The poacher whirled and aimed his rifle at a tall, middle-aged man who had stepped from the jungle in khaki drabs, a hunter’s ve
st, a campaign hat, and cavalry boots, carrying a Remington.
“Keep your voice down!” he snapped at the newcomer. “Who the hell are you?”
“Who the hell are you? I have a license.”
“License? What license?”
The man held up a laminated card on a tether around his neck and read. “Big game hunting licensed by the authority of the People’s Republic of China. This authorizes the bearer to bag any two animals in excess of twelve kilograms.”
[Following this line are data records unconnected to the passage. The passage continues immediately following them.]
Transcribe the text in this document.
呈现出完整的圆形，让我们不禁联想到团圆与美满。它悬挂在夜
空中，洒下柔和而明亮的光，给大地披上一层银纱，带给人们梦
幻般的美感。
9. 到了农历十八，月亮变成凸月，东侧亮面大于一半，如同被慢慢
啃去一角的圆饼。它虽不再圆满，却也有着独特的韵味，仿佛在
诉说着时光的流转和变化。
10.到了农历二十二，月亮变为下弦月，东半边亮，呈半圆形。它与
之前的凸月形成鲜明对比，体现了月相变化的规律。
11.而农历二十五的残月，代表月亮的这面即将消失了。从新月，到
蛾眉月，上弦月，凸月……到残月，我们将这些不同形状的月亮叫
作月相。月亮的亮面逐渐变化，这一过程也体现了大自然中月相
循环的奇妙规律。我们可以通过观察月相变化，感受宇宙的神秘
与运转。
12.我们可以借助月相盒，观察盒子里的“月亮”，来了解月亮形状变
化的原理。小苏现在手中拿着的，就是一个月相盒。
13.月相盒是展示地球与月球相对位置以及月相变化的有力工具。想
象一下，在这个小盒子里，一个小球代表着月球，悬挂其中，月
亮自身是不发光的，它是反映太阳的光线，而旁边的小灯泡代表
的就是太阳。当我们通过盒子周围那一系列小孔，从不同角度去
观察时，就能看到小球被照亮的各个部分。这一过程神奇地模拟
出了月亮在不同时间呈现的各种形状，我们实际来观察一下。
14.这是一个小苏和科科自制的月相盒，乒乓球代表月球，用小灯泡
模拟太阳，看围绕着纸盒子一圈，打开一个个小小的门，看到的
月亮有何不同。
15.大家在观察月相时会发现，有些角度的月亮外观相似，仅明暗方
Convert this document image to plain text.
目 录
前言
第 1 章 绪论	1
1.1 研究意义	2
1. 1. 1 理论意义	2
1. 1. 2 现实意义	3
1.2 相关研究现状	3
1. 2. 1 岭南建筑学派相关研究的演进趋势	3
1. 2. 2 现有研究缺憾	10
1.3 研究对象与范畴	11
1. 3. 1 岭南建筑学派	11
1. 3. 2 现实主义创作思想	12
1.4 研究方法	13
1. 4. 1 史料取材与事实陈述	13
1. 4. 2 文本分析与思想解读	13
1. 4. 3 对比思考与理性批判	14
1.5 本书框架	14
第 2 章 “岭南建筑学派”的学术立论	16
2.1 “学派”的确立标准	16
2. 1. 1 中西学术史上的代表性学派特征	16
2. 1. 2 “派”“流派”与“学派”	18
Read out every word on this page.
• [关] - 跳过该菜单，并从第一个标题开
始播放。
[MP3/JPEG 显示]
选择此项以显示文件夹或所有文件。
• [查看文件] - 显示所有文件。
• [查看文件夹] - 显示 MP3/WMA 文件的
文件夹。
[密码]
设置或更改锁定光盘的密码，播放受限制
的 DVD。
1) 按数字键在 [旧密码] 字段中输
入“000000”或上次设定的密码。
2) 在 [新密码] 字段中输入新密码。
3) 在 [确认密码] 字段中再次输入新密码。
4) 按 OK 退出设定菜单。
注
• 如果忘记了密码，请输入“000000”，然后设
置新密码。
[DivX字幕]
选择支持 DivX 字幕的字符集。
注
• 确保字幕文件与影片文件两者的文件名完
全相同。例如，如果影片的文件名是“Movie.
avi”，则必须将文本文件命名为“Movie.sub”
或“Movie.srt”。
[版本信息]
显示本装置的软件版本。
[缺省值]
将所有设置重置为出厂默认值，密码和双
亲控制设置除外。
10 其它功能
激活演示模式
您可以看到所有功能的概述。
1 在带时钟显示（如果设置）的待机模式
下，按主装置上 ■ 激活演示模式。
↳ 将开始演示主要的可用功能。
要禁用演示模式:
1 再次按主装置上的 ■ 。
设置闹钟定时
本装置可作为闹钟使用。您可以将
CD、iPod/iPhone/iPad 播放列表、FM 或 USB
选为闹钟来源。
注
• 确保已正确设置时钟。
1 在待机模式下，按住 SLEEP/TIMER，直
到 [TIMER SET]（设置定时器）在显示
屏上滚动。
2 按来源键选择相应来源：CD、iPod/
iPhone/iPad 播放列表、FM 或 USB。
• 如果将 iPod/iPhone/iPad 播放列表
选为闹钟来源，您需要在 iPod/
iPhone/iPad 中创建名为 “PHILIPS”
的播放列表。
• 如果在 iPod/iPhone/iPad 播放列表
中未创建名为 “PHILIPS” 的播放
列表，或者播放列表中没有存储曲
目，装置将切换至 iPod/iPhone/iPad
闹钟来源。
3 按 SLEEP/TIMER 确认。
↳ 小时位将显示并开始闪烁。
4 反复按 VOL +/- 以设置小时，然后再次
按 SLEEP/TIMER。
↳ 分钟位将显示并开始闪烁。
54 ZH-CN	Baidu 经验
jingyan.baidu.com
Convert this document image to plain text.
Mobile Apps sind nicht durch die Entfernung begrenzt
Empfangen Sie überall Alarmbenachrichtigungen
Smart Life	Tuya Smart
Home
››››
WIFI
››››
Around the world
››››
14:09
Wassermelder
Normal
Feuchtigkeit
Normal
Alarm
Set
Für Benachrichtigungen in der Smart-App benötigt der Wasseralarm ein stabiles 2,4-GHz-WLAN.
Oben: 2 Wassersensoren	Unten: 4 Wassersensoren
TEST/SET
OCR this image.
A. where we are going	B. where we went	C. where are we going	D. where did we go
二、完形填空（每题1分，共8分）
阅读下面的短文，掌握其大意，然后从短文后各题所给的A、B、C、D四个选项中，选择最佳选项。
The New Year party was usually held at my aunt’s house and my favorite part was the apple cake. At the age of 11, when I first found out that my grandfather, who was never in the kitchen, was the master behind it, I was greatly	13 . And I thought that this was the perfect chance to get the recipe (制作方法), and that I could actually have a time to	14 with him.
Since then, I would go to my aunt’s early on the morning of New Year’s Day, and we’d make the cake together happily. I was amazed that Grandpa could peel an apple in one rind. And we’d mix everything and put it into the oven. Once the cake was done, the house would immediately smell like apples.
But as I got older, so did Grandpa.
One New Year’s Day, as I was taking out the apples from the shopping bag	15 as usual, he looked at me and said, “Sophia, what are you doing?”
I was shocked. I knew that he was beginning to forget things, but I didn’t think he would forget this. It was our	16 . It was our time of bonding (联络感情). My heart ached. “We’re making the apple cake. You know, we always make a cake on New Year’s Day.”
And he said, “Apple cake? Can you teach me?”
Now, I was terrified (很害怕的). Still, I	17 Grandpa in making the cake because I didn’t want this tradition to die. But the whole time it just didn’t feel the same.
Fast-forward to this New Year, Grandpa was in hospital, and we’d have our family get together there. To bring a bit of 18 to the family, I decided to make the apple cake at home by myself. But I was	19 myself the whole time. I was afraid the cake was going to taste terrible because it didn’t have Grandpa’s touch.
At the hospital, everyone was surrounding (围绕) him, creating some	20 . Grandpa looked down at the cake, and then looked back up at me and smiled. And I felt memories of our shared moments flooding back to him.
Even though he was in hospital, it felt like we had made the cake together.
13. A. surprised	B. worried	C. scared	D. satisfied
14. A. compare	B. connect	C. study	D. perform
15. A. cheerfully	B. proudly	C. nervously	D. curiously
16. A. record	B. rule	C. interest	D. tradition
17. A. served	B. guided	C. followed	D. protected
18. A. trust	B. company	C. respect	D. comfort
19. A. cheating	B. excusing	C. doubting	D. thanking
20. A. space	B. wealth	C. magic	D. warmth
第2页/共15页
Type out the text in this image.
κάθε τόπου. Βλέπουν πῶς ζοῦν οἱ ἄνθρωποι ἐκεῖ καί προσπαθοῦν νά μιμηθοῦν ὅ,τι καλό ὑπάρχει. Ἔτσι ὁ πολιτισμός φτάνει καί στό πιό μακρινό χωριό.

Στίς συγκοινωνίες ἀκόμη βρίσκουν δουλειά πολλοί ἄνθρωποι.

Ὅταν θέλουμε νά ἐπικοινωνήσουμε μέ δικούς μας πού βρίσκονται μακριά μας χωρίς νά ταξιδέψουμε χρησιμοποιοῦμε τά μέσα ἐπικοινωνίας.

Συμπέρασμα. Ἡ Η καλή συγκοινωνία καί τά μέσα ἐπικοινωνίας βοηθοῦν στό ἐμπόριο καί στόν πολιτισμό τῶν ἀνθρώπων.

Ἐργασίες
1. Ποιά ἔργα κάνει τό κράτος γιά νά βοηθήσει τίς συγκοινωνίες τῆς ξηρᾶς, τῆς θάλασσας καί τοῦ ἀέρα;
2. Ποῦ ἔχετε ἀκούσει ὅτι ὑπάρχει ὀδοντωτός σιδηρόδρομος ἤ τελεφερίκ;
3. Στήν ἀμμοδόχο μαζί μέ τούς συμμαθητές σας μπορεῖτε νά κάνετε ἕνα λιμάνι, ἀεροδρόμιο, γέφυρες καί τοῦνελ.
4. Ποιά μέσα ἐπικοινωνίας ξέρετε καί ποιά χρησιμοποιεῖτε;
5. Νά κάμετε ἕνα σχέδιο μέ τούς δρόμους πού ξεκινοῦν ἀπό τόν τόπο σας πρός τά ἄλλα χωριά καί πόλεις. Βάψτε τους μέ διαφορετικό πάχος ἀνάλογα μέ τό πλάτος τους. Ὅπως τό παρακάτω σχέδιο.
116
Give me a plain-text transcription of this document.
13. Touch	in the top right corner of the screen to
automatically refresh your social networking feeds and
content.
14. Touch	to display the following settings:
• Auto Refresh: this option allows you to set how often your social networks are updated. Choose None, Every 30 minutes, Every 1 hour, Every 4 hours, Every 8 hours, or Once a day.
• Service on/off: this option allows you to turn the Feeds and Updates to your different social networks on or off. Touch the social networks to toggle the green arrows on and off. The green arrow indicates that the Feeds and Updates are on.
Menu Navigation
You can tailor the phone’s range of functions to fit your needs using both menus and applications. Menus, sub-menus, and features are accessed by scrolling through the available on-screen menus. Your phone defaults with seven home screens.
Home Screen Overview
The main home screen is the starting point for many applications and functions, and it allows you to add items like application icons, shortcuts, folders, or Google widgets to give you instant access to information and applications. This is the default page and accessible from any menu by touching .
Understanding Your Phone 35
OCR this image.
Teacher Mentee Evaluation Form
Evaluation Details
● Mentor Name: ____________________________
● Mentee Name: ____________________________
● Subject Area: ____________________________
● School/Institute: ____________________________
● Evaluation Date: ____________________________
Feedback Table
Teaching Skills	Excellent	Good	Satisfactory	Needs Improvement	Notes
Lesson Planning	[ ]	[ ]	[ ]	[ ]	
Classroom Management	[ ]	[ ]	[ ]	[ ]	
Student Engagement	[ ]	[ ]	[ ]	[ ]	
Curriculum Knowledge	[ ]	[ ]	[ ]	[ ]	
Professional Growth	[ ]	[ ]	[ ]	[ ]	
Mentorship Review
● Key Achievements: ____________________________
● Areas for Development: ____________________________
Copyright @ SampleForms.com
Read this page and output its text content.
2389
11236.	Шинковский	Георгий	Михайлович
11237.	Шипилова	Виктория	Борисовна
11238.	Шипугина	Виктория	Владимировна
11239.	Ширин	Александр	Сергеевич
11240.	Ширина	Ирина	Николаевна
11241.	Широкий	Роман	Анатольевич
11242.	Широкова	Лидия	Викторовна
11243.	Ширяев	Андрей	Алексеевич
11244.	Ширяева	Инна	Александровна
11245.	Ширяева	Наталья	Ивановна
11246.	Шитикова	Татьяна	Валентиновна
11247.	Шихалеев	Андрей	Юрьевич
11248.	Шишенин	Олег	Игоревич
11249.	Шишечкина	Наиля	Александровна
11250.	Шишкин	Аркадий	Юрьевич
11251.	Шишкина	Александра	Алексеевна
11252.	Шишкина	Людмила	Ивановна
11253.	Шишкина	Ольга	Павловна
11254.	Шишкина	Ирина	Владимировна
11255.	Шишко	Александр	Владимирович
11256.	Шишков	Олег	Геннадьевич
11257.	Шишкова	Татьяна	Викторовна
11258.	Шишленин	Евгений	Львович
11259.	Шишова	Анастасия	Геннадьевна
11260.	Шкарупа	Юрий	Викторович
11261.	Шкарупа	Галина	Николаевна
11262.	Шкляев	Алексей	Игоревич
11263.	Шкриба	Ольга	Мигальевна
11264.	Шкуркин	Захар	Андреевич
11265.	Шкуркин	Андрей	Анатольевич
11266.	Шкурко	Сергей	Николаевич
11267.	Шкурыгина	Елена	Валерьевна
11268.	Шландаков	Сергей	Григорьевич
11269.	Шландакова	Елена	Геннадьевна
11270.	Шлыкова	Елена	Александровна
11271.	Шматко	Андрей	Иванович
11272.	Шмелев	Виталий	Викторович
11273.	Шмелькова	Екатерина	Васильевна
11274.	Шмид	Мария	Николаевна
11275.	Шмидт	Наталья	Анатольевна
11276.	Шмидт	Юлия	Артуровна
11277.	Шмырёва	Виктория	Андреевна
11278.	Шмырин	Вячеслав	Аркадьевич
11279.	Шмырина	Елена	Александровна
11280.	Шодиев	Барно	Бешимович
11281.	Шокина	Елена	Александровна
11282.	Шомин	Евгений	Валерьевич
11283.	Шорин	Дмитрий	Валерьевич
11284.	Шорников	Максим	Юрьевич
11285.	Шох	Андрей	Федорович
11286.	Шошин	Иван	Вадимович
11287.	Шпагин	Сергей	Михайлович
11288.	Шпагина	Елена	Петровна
He laughed. “Get out of here. How’d you get in here?”
“I’m with a licensed expedition. Can you say the same? Who the hell are you, anyway?”
Sewell stared coldly at him and he shrank a little.
“Who’s in charge of this expedition?”
The man turned and put a hand to his mouth. “Hey, Larry!”
Seconds later, a young man with a crew-cut and freckles parted the leaves. He wore jungle camos, a Raiders ball cap, and a backpack and carried a CZ Micro Scorpion.
“I’m Larry Garretson, group leader. Who are you?”
“What do you think you’re doing?”
“Earning a living, same as you. This is a fully licensed expedition. I have three clients. You’ve met Mr. Suter. Now, answer my question.”
Sewell smiled. They were all the same, these arrogant big game hunters.
Two men emerged from the brush, one a stocky mesomorph with shaved sidewalls and tribal tats, the other an Ichabod Crane type with wavy silver hair. Both were outfitted like great white hunters and carried big bore rifles.
“What’s up?” said the mesomorph.
“This is Weldon Sewell, professional poacher. What are we poaching today, Weldon?”
Sewell squinted. Garretson nodded.
“Oh, yeah. I do my homework, Mr. Sewell. I know who you are.”
Ndugu entered the clearing, his Dragunov at port arms. “’Sup?”
“These gentlemen are out for a pleasant Sunday hunt. They were just leaving.”
“We have as much right to be here as you,” Garretson said.